A reabsorção das circunstâncias é o destino concreto do homem – Olavo de Carvalho

“O negócio não é você imaginar o que você quer ser, mas é tornar-se aquilo realmente. E o “tornar-se realmente” é tornar-se aquilo na realidade. Mas qual realidade? Uma que nós inventamos? Não; uma que nós recebemos de fora e que é sempre diferente e imprevisível. A imagem do “eu ideal” dá o padrão de unidade a que você quer chegar, mas a diversidade da realidade a cada momento vai te dando os materiais que vão preencher aquilo de substância real. Há um jogo aí entre a unidade da imagem e a multiplicidade das situações.

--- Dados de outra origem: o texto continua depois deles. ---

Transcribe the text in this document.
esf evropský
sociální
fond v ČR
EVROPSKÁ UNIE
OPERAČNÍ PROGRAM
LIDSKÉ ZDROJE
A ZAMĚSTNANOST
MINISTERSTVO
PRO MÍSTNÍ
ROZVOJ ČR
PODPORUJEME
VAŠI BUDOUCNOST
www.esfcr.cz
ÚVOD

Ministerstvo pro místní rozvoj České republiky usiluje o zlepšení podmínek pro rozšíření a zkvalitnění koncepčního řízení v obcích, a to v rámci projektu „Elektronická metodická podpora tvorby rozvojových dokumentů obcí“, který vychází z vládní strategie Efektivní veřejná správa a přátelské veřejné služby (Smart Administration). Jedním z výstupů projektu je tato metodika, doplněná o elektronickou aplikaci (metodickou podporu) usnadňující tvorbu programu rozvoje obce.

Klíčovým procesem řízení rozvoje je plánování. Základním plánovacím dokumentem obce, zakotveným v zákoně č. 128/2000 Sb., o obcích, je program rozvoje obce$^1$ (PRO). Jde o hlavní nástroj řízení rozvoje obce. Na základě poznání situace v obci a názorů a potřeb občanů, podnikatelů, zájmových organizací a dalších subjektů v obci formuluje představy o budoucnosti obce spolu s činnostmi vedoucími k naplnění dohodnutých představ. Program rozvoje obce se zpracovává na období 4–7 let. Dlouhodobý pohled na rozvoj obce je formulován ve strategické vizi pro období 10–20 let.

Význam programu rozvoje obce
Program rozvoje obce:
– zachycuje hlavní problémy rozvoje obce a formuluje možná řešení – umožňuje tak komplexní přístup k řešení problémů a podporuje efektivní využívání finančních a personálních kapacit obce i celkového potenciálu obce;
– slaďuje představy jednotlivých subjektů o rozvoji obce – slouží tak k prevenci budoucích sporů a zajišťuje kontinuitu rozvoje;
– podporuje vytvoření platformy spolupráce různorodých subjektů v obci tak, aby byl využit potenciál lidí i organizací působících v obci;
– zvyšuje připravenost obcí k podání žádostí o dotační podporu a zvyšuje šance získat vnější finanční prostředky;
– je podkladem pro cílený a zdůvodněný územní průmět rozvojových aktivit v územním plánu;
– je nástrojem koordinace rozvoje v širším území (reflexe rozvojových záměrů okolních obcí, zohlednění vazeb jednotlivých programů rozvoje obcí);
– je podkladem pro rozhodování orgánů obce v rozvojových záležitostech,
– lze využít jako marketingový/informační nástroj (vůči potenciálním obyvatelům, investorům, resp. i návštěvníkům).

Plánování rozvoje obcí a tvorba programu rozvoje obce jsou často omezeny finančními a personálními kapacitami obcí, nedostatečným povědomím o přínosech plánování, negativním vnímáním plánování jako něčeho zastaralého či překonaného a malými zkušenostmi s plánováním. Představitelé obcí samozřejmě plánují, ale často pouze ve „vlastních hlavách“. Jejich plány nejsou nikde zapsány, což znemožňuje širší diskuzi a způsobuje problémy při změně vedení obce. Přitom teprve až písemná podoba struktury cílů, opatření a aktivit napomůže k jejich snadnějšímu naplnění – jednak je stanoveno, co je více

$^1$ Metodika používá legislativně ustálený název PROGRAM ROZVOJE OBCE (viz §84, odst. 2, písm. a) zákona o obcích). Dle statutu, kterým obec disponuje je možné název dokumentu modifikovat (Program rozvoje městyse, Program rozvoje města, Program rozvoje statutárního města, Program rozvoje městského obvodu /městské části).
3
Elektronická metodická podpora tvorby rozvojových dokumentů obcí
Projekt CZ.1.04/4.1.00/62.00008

Existe uma frase de Ortega y Gasset que mostra exatamente o que eu estou falando: “A reabsorção das circunstâncias é o destino concreto do homem”. Por um lado, você tem o “eu” que você está sendo, e que tem um “eu ideal” à frente como meta ou objetivo; mas existem os elementos externos, a circunstância, aquilo que você não escolheu, aquilo que de algum modo veio pronto. E isso que veio pronto pode ser tão deslocado em relação à sua situação, que você não sabe como encaixar uma coisa na outra. Reabsorver essa circunstância e fazer com que ela comece a fazer sentido dentro da sua história: esse é que é o negócio.

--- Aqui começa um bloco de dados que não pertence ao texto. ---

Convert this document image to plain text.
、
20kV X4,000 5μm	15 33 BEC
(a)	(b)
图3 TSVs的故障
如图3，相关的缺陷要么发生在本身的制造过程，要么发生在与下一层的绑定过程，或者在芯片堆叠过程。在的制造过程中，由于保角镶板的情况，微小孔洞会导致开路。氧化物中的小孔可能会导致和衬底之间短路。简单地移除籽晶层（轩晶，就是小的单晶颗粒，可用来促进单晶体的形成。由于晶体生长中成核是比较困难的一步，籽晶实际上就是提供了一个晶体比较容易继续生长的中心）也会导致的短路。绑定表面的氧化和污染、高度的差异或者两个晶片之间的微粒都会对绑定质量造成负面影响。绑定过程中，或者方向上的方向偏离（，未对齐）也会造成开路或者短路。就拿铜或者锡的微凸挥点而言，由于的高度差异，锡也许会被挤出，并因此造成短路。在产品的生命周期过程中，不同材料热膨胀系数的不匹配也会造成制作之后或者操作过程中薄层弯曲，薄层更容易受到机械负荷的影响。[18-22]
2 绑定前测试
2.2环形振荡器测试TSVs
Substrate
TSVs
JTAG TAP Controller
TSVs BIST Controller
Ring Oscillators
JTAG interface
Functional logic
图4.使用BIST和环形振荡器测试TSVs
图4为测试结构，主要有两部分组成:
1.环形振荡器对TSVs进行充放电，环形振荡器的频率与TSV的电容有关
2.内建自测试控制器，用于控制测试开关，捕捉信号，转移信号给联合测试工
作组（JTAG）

Nós somos como personagens de um romance que acidentalmente foram parar em outros. Você imagine, por exemplo, Hamlet, o príncipe da Dinamarca, acordando no palácio junto com a Desdêmona, mulher do Otelo. Evidente, ele não sabe o que fazer ali, não está entendendo a situação. Nós estamos constantemente neste estado, exatamente. Nós nos preparamos para viver num certo enredo que nós concebemos, mas, de repente, estamos colocados dentro de outro enredo, que é a circunstância. Às vezes a circunstância reforça aquilo que nós queremos chegar a ser, mas, quando ela é muito heterogênea, muito diferente, ela dissolve esse ideal completamente, e parece que você nem é mais você mesmo. 

Se você escolheu uma certa imagem, certas qualidades a serem incorporadas, então é por esses lados que você quer ser olhado. Suponhamos que você tenha decidido ser como o Dr. Müller: um homem bondoso, que liga para o sofrimento humano, que tem aquela vontade de curar, de aliviar, de enxugar as lágrimas. Mas vamos supor que você esteja no meio de pessoas que não ligam nem um pouco para isso, que nem sabem o que é isso. Não é que elas sejam contra as suas qualidades; elas não percebem as suas qualidades. Elas têm outras expectativas em relação a você, e, se você tenta ser aquilo que você quer ser, elas não entendem. Você é como o personagem que entrou na peça errada. Nesse caso, você terá de fazer uma extensão do seu enredo, para que ele abarque aquela situação específica. Vai ter de fazer uma variação do seu enredo, de modo que a unidade final do resultado predomine sobre a variedade e a confusão das situações externas. Quer dizer, os sub-enredos vão ter de ser inseridos ali com muita inteligência, com uma certa esperteza. Se você rejeitar a situação, o que vai fazer? Vai fugir para o mundo da fantasia? Ou vai abdicar de ser você mesmo e tentar se adaptar à situação? Na verdade, não dá para fazer nem uma coisa nem outra: nós estamos num estado de tensão permanente entre a unidade daquilo a que nós queremos chegar e a variedade das situações, que nos puxam para outras direções que não têm nada a ver com aquilo.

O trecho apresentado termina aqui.